We can also use Redis to implement the Bloom filter. The data structure we are going to use is bitmap. You may have questions, redis supports five data structures: String, List, Hash, Set, ZSet, no bitmap. Yes, bitmaps are essentially strings.

Some people might say, Nani, how can a bitmap come out before the bloom filter is introduced? It’s ok, you can think of a bitmap as a binary vector.

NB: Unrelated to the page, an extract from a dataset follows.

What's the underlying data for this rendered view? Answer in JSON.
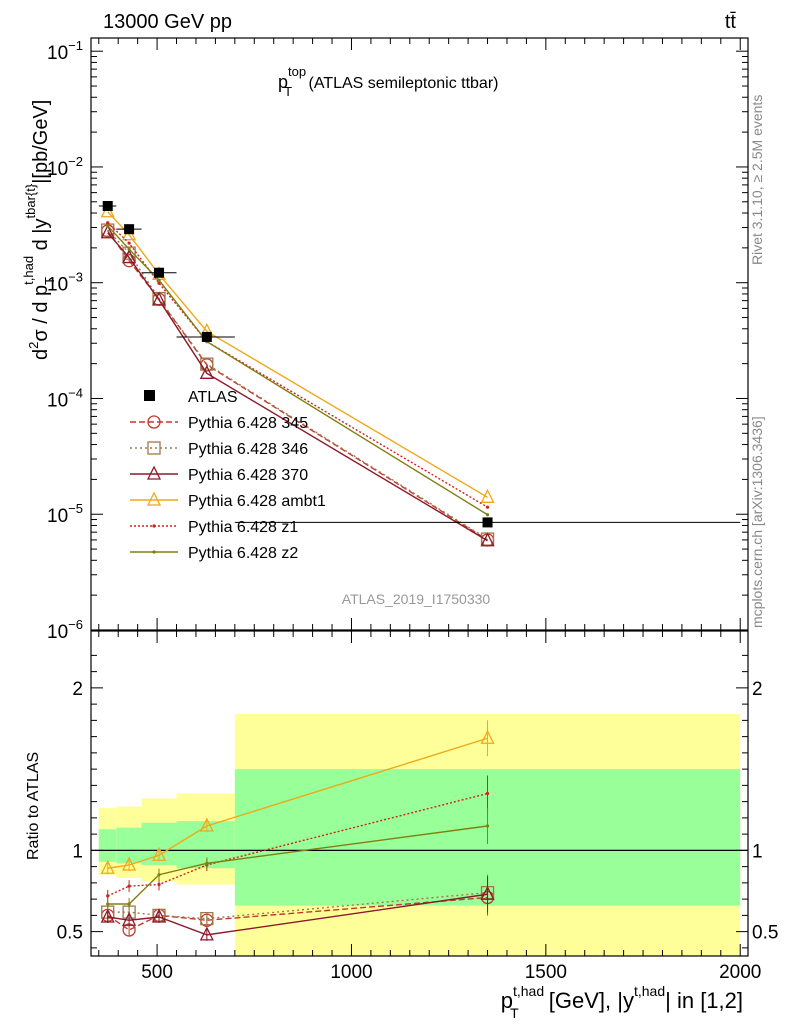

To use Redis to achieve bloom filter, we need to design their own mapping function, measure the length of binary vector, this for me, is undoubtedly an impossible task, can only use the search engine, the following directly released the code.

public class RedisMain {
    static final int expectedInsertions = 1000;// How much data to insert
    static final double fpp = 0.01;// Expected misjudgment rate

    //bit The length of the array
    private static long numBits;

    // Number of hash functions
    private static int numHashFunctions;

    static {
        numBits = optimalNumOfBits(expectedInsertions, fpp);
        numHashFunctions = optimalNumOfHashFunctions(expectedInsertions, numBits);
    }

    public static void main(String[] args) {
        Jedis jedis = new Jedis("localhost".6379);
        for (int i = 0; i < 1000; i++) {
            long[] indexArray = getIndexArray(String.valueOf(i));
            for (long index : indexArray) {
                jedis.setbit("codebear:bloom", index, true); }}int num = 0;
        for (int i = 1000; i < 2000; i++) {
            long[] indexArray = getIndexArray(String.valueOf(i));
            for (long index : indexArray) {
                if(! jedis.getbit("codebear:bloom", index)) {
                    System.out.println(i + "It must not exist.");
                    num++;
                    break;
                }
            }
        }
        System.out.println("There must be something that doesn't exist." + num + "个");
    }

    /** * Get bitmap subscript */ based on key
    private static long[] getIndexArray(String key) {
        long hash1 = hash(key);
        long hash2 = hash1 >>> 16;
        long[] result = new long[numHashFunctions];
        for (int i = 0; i < numHashFunctions; i++) {
            long combinedHash = hash1 + i * hash2;
            if (combinedHash < 0) {
                combinedHash = ~combinedHash;
            }
            result[i] = combinedHash % numBits;
        }
        return result;
    }

    private static long hash(String key) {
        return Hashing.MURMUR_HASH.hash(key);
    }

    // Calculate the number of hash functions
    private static int optimalNumOfHashFunctions(long n, long m) {
        return Math.max(1, (int) Math.round((double) m / n * Math.log(2)));
    }

    // Calculate the length of the bit array
    private static long optimalNumOfBits(long n, double p) {
        if (p == 0) {
            p = Double.MIN_VALUE;
        }
        return (long) (-n * Math.log(p) / (Math.log(2) * Math.log(2))); }}Copy the code

Running results:

1997 definitely didn't exist 1998 definitely didn't exist 1999 definitely didn't exist 989Copy the code

That’s the end of this blog, thank you.